Fukugami Station (福神駅, Fukugami-eki) is a passenger railway station located in the town of Ōyodo, Yoshino District, Nara Prefecture, Japan. It is operated by the private transportation company, Kintetsu Railway.

==Line==
Fukugami Station is served by the Yoshino Line and is 12.8 kilometers from the starting point of the line at and 52.5 kilometers from .

==Layout==
The station consists of two opposing side platforms and two tracks. In 1999, when Kintetsu developed a new town around Fukujin Station, the station underwent extensive renovations and was reborn as an elevated station building with a "British pastoral design".The station building is located on the bridge, and is connected to the platform by elevator.

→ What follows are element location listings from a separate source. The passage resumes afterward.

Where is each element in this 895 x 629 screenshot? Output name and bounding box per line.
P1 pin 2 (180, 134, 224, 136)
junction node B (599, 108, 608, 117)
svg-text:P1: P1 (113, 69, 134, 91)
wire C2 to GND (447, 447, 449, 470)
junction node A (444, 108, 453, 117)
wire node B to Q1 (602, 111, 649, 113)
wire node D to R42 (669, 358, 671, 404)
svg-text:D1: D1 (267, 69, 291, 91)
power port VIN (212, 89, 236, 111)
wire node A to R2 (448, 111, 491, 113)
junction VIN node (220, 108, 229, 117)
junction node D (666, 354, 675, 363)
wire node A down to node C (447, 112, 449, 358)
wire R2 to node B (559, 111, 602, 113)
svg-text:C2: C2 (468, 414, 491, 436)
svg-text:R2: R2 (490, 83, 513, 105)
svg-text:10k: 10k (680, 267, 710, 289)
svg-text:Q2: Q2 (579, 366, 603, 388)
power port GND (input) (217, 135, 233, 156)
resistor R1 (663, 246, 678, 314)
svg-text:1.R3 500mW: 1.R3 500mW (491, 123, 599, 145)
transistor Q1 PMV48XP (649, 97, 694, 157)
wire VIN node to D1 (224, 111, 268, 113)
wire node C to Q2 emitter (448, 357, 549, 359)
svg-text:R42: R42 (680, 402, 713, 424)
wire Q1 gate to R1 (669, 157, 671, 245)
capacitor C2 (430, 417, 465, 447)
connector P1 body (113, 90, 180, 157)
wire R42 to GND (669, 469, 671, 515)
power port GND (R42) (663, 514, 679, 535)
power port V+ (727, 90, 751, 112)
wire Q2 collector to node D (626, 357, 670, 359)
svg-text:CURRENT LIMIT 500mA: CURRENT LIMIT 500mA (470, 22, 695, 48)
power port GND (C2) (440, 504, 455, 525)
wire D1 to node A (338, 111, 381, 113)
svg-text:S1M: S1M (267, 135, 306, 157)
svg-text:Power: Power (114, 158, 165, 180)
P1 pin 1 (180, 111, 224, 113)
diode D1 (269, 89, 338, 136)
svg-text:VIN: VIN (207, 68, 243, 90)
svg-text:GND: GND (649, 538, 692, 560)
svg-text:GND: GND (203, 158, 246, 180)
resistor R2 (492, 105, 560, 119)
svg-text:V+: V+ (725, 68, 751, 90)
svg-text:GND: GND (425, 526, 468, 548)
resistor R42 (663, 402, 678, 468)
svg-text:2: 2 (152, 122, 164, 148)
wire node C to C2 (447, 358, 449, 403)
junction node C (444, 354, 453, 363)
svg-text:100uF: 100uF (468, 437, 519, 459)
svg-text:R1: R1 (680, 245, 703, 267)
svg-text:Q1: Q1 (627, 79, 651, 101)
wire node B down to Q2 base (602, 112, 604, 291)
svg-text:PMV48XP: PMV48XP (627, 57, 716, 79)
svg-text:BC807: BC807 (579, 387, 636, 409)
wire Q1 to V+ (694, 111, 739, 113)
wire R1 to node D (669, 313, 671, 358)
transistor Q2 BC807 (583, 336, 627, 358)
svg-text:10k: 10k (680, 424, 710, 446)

The elevator connecting the inside-ticket concourse and the outbound platform is a rare type called an "inside-outside shared type" that also connects the outside-ticket concourse and the east side of the station, and this station was the first in Japan to have one like this.

===Platforms===

| 1 | ■ F Yoshino Line | for Yoshino |
| 2 | ■ F Yoshino Line | for Ōsaka Abenobashi |

==History==
The station opened on 11 May 1924 on the Yoshino Railway. The Yoshino Railway merged with the Osaka Electric Tramway on 1 August 1929, which in turn merged with the Sangu Express Railway on 15 March 1941 to form the Kansai Express Railway. The Kansai Express Rail merged with Nankai Railway on 1 June 1944 to form the Kintetsu Railway Yoshino Line

==Passenger statistics==
In fiscal 2019, the station was used by an average of 1374 passengers daily (boarding passengers only).

==Surrounding area==
- Hanayoshino Residential Area (Hanayoshino Garden Hills)
- Kintetsu Farm Hanayoshino - An agricultural facility opened in July 2012 as a collaboration between Kintetsu Railway, Marubeni, and Kinki University. The facility's plant factory produces lettuce and other leafy vegetables and radishes, while the agricultural greenhouse produces tomatoes, which are sold as part of the "Vegetables from Hanayoshino" series at Kintetsu Group's Kinsho Stores and supplied as ingredients to hotels and restaurants.